Essa compreensão tem um propósito específico: reconhecer onde estão os trade-offs reais e ser capaz de negociar deles com a engenharia de forma honesta. A maioria dos PDMs em empresas brasileiras não conseguem fazer isso porque literalmente não veem a complexidade. O resultado é frustração bilateral: o PDM acha que engenharia é lenta, engenharia acha que PDM não entende o problema. Aqui vai o que você precisa ver para sair dessa armadilha.
O Fluxo Invisível de Dados
Antes de entrar em tecnologias específicas, entenda que dados não são um “recurso”. São um fluxo com pontos críticos onde as coisas quebram. O diagrama abaixo mostra o trajeto:
Fonte de Dados Extração Armazenagem Transformação Consumo Usuário
(messy) ————————→ (bruto) ————————→ (raw) ————————→ (processado) ————————→ (decisão)

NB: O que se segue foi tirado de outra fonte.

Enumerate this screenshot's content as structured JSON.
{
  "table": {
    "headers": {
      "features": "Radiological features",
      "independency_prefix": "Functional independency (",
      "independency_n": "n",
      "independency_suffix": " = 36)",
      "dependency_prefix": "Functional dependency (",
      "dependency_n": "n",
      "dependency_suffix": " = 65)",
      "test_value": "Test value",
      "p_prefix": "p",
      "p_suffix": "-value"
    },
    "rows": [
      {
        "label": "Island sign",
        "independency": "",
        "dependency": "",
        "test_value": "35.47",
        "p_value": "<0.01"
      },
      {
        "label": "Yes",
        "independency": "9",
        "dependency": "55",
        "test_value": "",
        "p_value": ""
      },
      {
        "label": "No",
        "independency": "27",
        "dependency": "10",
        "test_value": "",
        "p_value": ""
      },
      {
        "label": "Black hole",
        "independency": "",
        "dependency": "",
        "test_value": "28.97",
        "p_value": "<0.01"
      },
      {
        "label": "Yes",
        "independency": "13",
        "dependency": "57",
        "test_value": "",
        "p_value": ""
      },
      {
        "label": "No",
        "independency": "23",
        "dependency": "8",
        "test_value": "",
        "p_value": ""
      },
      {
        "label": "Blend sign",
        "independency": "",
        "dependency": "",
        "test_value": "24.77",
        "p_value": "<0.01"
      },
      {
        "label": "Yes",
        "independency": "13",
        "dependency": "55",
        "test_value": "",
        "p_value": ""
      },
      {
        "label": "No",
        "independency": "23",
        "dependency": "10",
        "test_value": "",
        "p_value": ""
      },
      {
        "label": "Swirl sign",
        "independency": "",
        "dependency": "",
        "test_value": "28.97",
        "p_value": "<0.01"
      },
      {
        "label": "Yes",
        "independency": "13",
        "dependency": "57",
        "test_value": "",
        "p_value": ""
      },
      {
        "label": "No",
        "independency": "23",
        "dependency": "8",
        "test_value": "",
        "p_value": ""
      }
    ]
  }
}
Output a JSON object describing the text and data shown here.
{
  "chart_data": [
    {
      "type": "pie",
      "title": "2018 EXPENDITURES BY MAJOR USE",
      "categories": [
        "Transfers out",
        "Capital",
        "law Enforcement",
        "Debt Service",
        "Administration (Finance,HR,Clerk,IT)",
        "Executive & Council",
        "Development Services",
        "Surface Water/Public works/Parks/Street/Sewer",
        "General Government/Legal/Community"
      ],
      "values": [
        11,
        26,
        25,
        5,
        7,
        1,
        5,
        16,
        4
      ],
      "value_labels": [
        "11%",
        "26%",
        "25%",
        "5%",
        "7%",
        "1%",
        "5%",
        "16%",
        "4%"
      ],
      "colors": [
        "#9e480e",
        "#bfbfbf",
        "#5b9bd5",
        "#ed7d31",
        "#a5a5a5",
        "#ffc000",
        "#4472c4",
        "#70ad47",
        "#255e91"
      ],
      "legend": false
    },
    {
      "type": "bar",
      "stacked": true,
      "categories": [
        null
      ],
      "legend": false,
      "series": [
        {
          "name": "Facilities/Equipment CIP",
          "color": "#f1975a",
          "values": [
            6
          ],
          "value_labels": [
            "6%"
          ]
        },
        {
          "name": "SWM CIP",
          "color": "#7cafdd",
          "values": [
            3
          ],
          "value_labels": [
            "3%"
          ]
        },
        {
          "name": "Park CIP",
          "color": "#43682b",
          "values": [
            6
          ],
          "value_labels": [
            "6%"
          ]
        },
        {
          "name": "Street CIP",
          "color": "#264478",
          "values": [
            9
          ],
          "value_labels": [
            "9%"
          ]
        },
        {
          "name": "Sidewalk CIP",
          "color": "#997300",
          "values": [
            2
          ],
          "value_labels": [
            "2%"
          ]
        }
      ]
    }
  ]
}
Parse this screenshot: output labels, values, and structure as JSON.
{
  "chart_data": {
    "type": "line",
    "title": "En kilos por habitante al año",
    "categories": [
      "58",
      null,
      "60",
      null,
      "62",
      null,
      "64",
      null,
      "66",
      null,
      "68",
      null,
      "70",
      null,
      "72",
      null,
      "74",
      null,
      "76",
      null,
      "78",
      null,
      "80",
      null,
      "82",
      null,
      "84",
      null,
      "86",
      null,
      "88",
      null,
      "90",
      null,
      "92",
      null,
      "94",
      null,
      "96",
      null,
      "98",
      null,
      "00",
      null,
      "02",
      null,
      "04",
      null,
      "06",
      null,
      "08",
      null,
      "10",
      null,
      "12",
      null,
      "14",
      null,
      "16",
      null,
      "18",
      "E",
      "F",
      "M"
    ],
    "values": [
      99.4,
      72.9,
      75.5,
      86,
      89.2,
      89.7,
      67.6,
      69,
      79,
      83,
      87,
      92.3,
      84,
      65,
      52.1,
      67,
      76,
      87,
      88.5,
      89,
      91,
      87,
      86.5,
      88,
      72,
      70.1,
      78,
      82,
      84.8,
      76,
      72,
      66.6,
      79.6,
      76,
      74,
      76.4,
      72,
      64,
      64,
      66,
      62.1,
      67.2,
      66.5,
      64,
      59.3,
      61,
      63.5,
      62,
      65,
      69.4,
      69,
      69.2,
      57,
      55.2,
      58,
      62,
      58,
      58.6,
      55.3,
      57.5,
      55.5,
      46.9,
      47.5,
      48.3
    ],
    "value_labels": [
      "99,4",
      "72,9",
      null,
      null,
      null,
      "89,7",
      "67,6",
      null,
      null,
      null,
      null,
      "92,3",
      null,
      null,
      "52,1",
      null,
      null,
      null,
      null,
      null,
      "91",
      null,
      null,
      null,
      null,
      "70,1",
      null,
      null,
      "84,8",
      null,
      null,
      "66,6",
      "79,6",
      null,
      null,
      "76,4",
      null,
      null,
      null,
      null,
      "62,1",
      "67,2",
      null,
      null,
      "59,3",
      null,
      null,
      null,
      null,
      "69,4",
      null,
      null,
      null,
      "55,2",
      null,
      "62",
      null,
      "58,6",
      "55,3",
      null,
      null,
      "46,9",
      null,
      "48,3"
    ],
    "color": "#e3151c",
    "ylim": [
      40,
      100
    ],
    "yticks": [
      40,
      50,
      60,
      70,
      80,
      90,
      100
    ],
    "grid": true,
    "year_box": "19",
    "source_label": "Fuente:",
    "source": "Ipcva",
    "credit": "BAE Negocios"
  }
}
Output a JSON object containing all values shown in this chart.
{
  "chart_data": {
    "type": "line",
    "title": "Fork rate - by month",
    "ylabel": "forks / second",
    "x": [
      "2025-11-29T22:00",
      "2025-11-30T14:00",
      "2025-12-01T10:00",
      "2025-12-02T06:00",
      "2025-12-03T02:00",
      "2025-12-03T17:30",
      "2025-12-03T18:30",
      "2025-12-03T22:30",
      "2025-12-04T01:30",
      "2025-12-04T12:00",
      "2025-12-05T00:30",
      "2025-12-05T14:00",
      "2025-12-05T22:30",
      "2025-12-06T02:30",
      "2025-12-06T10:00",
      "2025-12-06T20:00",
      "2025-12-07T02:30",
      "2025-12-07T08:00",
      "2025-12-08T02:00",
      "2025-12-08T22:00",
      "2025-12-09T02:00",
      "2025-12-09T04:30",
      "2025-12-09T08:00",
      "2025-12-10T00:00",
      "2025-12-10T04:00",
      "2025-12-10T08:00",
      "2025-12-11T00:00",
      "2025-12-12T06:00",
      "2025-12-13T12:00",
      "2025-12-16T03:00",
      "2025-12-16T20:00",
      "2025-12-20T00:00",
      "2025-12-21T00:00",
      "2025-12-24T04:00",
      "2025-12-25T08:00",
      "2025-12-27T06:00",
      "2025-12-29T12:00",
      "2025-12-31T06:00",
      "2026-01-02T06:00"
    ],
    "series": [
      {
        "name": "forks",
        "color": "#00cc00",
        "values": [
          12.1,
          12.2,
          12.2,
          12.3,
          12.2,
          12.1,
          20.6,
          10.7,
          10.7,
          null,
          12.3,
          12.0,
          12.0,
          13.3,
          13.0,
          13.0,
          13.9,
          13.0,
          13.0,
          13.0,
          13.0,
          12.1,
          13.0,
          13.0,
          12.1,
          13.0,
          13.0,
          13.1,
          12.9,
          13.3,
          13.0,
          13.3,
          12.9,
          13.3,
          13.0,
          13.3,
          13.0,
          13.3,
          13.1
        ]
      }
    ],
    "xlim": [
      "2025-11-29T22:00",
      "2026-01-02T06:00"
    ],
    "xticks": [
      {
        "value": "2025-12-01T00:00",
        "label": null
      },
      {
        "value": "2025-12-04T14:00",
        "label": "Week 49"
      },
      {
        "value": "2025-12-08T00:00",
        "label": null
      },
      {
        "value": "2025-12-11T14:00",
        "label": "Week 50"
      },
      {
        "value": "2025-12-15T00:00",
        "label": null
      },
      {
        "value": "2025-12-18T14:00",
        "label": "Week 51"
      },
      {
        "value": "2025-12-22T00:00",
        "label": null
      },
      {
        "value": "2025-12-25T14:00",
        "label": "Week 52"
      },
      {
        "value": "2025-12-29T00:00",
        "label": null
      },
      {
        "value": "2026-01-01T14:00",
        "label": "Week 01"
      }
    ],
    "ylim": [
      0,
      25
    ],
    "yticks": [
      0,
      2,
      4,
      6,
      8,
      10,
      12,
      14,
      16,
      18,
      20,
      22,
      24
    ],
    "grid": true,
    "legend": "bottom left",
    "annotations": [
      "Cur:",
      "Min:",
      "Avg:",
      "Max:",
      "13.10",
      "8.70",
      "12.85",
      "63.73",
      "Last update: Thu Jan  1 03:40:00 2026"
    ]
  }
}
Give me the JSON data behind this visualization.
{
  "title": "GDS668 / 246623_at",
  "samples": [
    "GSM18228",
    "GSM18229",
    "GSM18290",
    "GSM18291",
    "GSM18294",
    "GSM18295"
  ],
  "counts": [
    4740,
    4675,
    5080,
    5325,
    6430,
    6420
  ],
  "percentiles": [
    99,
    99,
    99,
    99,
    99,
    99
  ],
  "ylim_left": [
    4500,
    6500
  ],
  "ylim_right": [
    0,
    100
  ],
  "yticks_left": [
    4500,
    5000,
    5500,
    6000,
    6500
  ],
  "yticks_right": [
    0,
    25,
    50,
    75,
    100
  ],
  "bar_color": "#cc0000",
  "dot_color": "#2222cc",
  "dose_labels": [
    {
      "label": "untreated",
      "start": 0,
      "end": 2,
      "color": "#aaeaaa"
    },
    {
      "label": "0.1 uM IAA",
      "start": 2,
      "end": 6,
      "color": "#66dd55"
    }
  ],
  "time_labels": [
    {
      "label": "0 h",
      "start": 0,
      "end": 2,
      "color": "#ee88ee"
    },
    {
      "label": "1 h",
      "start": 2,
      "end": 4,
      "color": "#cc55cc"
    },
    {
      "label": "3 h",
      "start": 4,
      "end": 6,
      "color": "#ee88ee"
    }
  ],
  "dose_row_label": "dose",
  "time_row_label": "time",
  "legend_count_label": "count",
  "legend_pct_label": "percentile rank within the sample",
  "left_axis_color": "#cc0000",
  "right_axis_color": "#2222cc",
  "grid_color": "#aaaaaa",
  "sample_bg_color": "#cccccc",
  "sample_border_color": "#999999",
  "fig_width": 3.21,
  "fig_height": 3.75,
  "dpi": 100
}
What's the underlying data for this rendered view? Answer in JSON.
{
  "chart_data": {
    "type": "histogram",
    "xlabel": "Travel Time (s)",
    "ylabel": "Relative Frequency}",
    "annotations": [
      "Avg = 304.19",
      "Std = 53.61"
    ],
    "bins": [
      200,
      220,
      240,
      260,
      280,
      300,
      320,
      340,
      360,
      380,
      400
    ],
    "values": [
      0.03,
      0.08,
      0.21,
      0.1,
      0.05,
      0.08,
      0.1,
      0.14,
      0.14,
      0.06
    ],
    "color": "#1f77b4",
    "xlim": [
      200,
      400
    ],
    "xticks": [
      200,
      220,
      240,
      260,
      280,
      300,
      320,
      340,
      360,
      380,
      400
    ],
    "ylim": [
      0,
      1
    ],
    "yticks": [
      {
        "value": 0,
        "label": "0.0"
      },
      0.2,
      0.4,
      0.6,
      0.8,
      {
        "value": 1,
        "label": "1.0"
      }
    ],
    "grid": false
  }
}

Fluxo de Dados com Pontos de Falha

Teoricamente, você deveria ter expectativas realistas e métricas de monitoramento em cada ponto. Na prática, a maioria das empresas brasileiras monitora apenas o “produto final” (o dashboard) e descobre problemas de upstream quando o usuário reclama. Um PDM que consegue conversar sobre esses pontos de falha com engenharia consegue negociar onde monitorar e qual nível de alerta faz sentido dados os recursos disponíveis.
Camada 1: Ingest — De Onde Vêm os Dados (E Por Que Tudo Quebra)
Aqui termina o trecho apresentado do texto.